Um dos grandes problemas é a falta de informação.
“As opiniões científicas falam de um problema complexo, pois os glaciares que alimentam o sistema do salar são diferentes e se comportam de maneiras diferentes”, relatou César Padilla, coordenador do Observatório de Conflitos Mineiros da América Latina (OCMAL).
A princípio, seria possível pensar que dobrar a extração do metal duplicaria também seus impactos, mas não é necessariamente assim, aponta o especialista. Os trabalhos da SQM e da Albemarle implicam uma extração diária de aproximadamente 200 milhões de litros de água (doce e salgada).

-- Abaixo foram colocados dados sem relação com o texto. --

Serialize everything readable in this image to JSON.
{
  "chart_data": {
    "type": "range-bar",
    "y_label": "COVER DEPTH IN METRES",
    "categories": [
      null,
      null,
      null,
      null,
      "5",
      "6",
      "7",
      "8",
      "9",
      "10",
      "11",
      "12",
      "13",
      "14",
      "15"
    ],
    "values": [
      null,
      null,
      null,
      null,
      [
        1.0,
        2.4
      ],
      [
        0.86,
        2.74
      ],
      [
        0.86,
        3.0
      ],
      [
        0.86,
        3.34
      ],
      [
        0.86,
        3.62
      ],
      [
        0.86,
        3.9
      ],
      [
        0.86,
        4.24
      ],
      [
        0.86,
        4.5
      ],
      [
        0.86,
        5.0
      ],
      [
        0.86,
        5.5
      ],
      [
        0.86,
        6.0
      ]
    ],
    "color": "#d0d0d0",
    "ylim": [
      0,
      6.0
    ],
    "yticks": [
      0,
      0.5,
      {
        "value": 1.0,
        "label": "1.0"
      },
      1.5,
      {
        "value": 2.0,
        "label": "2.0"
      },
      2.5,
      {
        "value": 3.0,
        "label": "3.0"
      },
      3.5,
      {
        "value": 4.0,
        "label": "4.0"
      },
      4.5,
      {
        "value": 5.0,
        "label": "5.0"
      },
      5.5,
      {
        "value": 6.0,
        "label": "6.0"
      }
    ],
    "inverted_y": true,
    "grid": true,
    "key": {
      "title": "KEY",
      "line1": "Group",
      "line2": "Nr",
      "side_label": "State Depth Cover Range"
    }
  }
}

Ambas as empresas foram consultadas pelo Diálogo Chino sobre as medidas que tomam para diminuir o impacto de seus trabalhos no meio ambiente, e nenhuma se dispôs a responder.
A sustentabilidade da extração do lítio sofre hoje de uma grande dificuldade: o custo das tecnologias que têm menos impacto no meio ambiente. Mas talvez o próprio meio ambiente force uma mudança.
“O método de extração atual depende da disponibilidade de água do salar, e com as mudanças climáticas, ela será cada vez mais escassa”, lembra Videla.
Atualmente, só as mudanças de estações podem fazer variar a produção entre 30% e 40%. Esta diferença deve crescer ostensivamente.
“A exploração do recurso hoje aproveita a alta demanda mundial, porém deixando de lado as consequências para os ecossistemas”, reafirmou Padilla.
Fernando Reyes concorda.
“Com o lítio, não devem ser tomadas decisões pontuais”, disse. “Devemos adotar uma estratégia de desenvolvimento que atenda o máximo aos interesses do Chile, tanto no presente como no futuro”.